Giannascoli began uploading his songs online under the name Alex G when he was 17. His raw, emotional lyrics eventually caught the attention of Mathew Lee Cothran – frontman of the band Elvis Depressedly occasionally recording under solo project Coma Cinema. Cothran already had an established internet presence at the time and was signed to indie label Orchid Tapes, so getting the word out about an incredibly talented new artist was in his field. Giannascoli credits Cothran with his renown.
“Mat definitely helped me the most, you know Mat,” he motions to another room where I assume Cothran is waiting. I nod and his eyes brighten as he talks to me about his mentor. “He posted about me on his band’s website and that got me a lot of recognition.”
Mathew Lee Cothran
Over the next few years, Giannascoli released music on his bandcamp at a steady rate, gaining increasing recognition for his work as more people were exposed to it. DSU, his first full 12” vinyl was released this summer through Orchid Tapes and made reviews on Pitchfork, CMJ, and The Rolling Stone.
I ask Giannascoli if he’s ever felt like giving up on music, but he’s confused with the question.
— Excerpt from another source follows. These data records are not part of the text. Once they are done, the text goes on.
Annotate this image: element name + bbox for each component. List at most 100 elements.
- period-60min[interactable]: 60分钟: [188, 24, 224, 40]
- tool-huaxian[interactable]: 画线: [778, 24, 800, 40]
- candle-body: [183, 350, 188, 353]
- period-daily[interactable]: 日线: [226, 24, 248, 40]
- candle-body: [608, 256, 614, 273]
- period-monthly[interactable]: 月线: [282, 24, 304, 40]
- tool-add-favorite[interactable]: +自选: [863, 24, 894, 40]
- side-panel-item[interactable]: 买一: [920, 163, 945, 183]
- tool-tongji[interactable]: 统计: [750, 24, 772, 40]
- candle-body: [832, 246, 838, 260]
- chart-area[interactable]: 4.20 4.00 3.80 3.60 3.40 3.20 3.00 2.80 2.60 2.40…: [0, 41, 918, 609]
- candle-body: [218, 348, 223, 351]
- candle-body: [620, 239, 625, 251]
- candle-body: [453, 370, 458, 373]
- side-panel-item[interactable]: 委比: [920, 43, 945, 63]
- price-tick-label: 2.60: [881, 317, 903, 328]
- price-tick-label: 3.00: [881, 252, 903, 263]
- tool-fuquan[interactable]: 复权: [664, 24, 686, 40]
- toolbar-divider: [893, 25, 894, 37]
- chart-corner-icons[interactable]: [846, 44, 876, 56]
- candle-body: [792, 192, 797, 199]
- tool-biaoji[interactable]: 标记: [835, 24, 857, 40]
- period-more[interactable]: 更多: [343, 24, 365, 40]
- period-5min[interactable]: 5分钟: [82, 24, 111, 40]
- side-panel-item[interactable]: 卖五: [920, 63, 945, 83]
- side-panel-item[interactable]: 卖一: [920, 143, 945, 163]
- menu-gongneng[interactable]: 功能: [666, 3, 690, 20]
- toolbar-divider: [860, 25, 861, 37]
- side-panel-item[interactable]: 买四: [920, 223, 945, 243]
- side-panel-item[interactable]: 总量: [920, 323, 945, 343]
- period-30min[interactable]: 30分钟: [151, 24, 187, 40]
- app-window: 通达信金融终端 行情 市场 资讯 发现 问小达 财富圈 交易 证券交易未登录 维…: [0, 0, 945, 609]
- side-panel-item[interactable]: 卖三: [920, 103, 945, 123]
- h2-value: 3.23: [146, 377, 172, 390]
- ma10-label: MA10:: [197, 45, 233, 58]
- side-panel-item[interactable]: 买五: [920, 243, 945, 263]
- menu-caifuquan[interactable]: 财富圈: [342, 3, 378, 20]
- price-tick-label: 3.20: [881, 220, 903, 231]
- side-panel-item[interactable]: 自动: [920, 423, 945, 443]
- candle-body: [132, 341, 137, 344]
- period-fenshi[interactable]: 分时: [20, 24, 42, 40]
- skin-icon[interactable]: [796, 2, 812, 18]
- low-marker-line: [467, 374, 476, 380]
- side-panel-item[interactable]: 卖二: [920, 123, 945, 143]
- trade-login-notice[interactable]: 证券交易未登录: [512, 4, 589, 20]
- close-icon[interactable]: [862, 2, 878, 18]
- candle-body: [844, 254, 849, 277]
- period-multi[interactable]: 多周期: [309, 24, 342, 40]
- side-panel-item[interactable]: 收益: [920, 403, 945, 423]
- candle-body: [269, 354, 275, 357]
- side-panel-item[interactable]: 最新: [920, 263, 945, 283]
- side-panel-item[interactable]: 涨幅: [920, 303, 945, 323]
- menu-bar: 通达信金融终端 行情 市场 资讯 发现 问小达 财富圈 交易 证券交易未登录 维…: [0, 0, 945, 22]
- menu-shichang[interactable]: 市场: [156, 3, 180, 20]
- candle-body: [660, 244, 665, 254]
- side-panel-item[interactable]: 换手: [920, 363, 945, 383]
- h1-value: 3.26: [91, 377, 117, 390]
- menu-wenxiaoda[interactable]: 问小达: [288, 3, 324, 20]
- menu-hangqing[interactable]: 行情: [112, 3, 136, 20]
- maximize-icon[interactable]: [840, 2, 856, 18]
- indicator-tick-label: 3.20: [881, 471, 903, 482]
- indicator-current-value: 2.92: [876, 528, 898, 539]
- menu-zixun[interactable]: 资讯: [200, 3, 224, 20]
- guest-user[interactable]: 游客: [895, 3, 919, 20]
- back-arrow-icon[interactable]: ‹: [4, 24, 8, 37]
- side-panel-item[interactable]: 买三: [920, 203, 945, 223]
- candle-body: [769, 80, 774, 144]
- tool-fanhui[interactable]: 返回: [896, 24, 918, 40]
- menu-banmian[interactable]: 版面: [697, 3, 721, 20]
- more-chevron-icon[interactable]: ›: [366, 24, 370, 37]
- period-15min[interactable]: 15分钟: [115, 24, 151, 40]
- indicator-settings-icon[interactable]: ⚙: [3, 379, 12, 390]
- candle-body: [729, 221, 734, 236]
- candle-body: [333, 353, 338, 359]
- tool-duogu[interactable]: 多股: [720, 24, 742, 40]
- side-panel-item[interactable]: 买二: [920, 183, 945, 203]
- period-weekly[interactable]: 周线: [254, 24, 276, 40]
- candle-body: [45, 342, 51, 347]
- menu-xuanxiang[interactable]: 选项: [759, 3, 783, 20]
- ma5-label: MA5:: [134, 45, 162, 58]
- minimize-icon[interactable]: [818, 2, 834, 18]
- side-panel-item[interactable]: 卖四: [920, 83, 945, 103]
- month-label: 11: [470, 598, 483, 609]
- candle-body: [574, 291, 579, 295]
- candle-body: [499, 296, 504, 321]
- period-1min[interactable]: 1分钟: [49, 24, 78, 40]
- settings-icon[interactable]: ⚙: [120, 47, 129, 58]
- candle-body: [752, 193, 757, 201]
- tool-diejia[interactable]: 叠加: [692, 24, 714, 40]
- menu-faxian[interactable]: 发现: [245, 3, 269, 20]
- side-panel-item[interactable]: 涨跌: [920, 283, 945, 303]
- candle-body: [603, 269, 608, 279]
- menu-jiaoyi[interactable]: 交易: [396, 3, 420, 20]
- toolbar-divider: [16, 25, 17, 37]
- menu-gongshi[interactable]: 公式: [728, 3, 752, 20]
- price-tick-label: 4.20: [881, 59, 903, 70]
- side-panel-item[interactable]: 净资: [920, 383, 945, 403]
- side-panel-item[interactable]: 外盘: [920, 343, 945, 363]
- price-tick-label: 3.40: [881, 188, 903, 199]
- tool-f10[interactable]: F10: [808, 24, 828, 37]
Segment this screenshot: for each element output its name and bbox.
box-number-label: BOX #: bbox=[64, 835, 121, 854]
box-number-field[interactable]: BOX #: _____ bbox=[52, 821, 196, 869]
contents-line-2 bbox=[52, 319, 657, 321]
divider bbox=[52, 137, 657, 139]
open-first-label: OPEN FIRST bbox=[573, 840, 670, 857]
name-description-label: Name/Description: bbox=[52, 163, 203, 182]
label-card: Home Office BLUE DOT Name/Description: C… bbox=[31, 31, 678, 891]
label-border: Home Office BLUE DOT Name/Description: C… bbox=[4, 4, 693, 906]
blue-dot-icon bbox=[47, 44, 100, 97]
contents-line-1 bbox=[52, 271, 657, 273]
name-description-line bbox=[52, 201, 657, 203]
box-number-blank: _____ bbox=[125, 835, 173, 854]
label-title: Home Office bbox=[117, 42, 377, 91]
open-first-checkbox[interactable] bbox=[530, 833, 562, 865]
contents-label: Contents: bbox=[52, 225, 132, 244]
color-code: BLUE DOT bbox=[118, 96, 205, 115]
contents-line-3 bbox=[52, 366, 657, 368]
I rephrase it asking him if he’s ever lost faith in his ability to produce something good. He immediately rejects the idea.
“I never let myself think of it as a career,” states the song-writer. “I make music for me because I really enjoy it. I would just record songs every time I felt like I needed to personally. I never had any intention other than making noise I like, in order to avoid disappointment.” He thinks about it for another moment. “It’s kind of like having a girlfriend or boyfriend. If you love them, you don’t want to think about marrying them because if it didn’t work out, you would be so disappointed.”
Giannascoli first started playing guitar when he was 15 in a band with his friends called Skin Cells. I ask him about the first show they played in his high school’s library, put on by its own radio station The Screaming Females.
“We were pretty bad, but it was our first show,” recalls Giannascoli. He looks over at Accione who was in Skin Cells with him to trigger his memory. “I remember I couldn’t get my guitar in tune. I had just learned guitar and I switched with one of my friends right before we played. But it went alright I guess, for a first show.”
Giannascoli’s success with his last album keeps faith in the DIY, bedroom recording music scene. Just as he looked up to Cothran, many emerging song-writers look up to him now. I ask Giannascoli if he has advice for young artists.
“Make some good music, send it to a lot of blogs, play a lot of shows.” He considers it more. “You have to do it because you love the process, if you do it for any other reasons, you’ll get discouraged.”
Giannascoli performs a short set later mainly playing songs off DSU. The small crowd screams the lyrics to Animal along with Giannascoli. He ends his set with Message, the final songoff of his album Rules, closing with the somber lyrics But I’m just stuck here by your window / Oh look how you have changed.
Giannascoli said if he DJ’d for his college radio, his DJ name would be “Spicy Boy” and he would play Jessica Lea Mayfield, Lucinda Williams, The Knife, and Aphex Twin on his first show.